Monday, 23 January 2017: 11:00 AM
Conference Center: Tahoma 2 (Washington State Convention Center )
Accurate modeling of pollutant dispersion within and above urban canopies is critical to properly predict air quality in urban environments. Using large eddy simulation (LES), we investigate scalar dispersion from point and area sources in a typical North American neighborhood using topography and foliage density derived from airborne LIDAR scans with 1 m resolution in Vancouver, BC, Canada. The added drag force due to trees is parameterized in the LES as a function of the leaf area density (LAD) profile. Conversely, drag from buildings is accounted for using a direct forcing approach immersed-boundary method. The scalar advection-diffusion equation is discretized in a finite-volume framework, and accurate mass conservation is enforced through a recently developed Cartesian cut cell method. Simulations are performed with trees for different values of LAD, representative of summer and winter conditions, as well as a case without trees.

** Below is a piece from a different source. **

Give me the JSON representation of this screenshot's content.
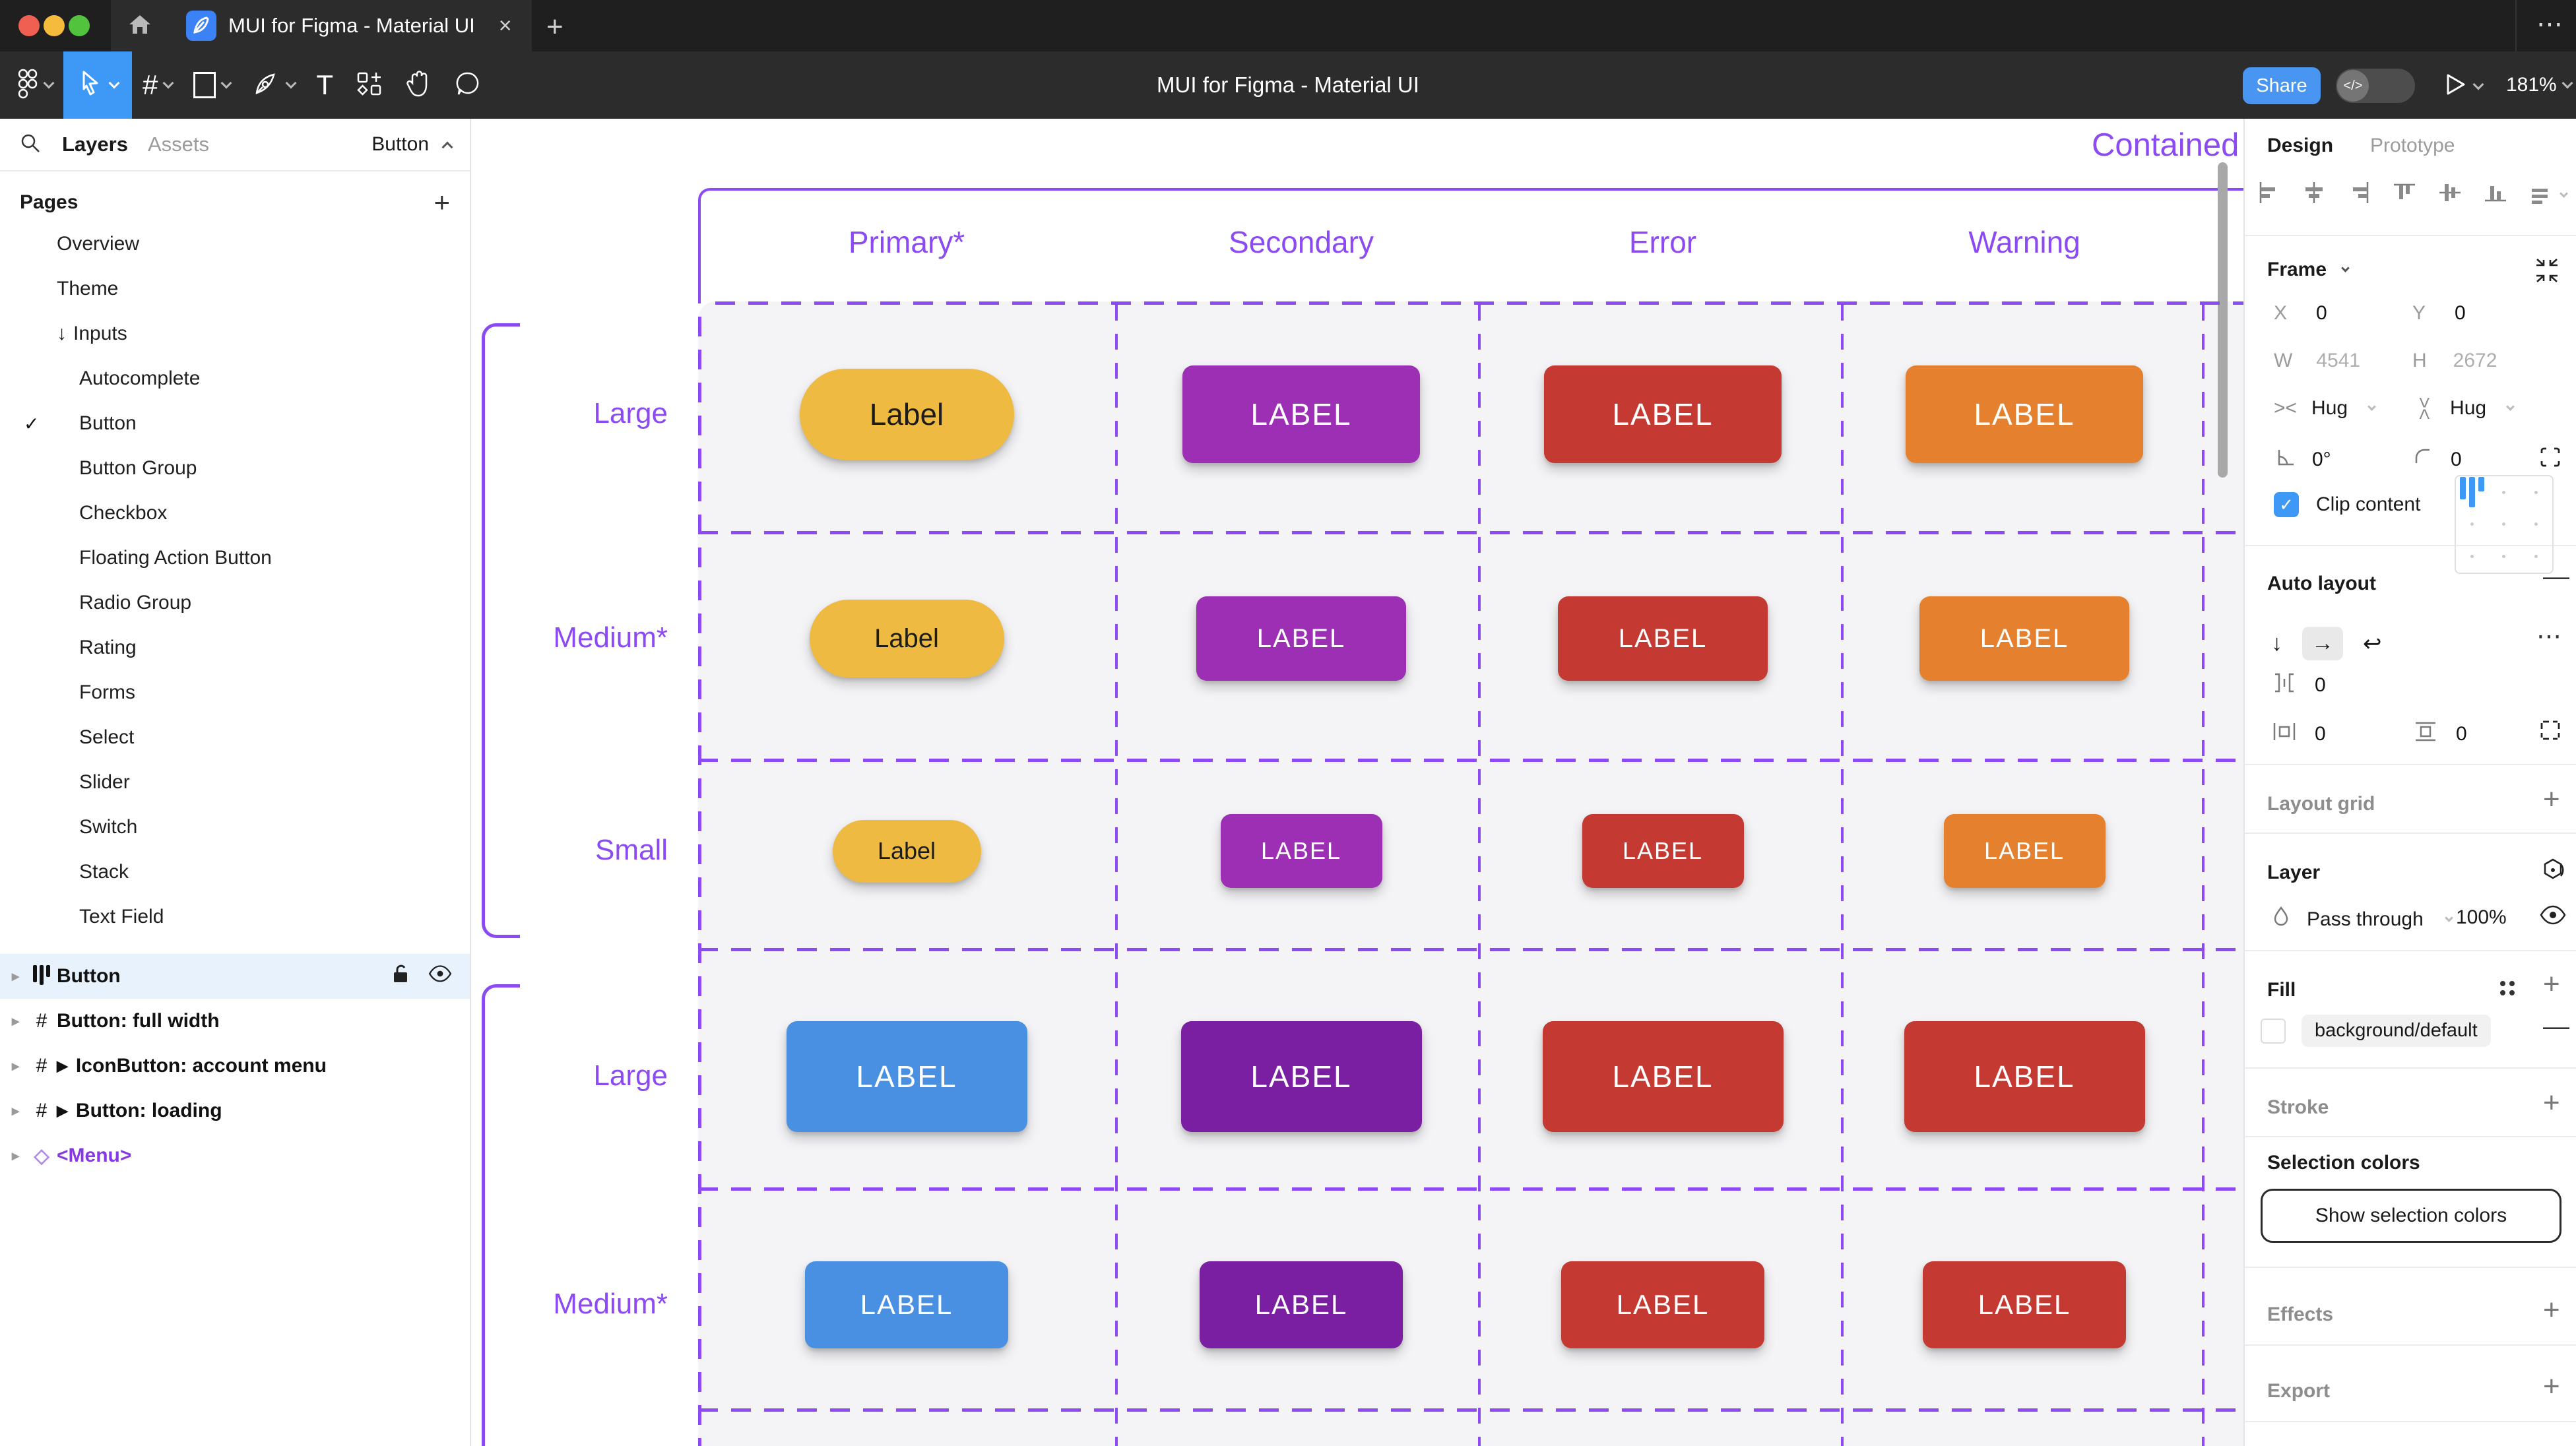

The effects of varying mean wind direction (derived from observed wind climatologies) on dispersion patterns are also considered. Scalar release locations in the LES are informed by spatially distributed measurements of carbon dioxide concentration; CO2 is used as a tracer for fossil fuel emissions, since source strengths are well-known and the contribution from biological processes in this setting is small (<10%). A detailed emissions inventory allows us to consider the separate and combined effects of emissions from vehicle exhaust and heating of buildings on air quality. The effects of leaf area density, source height, and wind direction on scalar statistics including the growth of the mean concentration plume and the fraction that escapes the urban canopy layer will be considered. Previous studies have demonstrated that the presence of trees strongly modifies sweep and ejection patterns for the momentum flux; here we consider the related issue of how vegetation influences coherent structures responsible for scalar transport.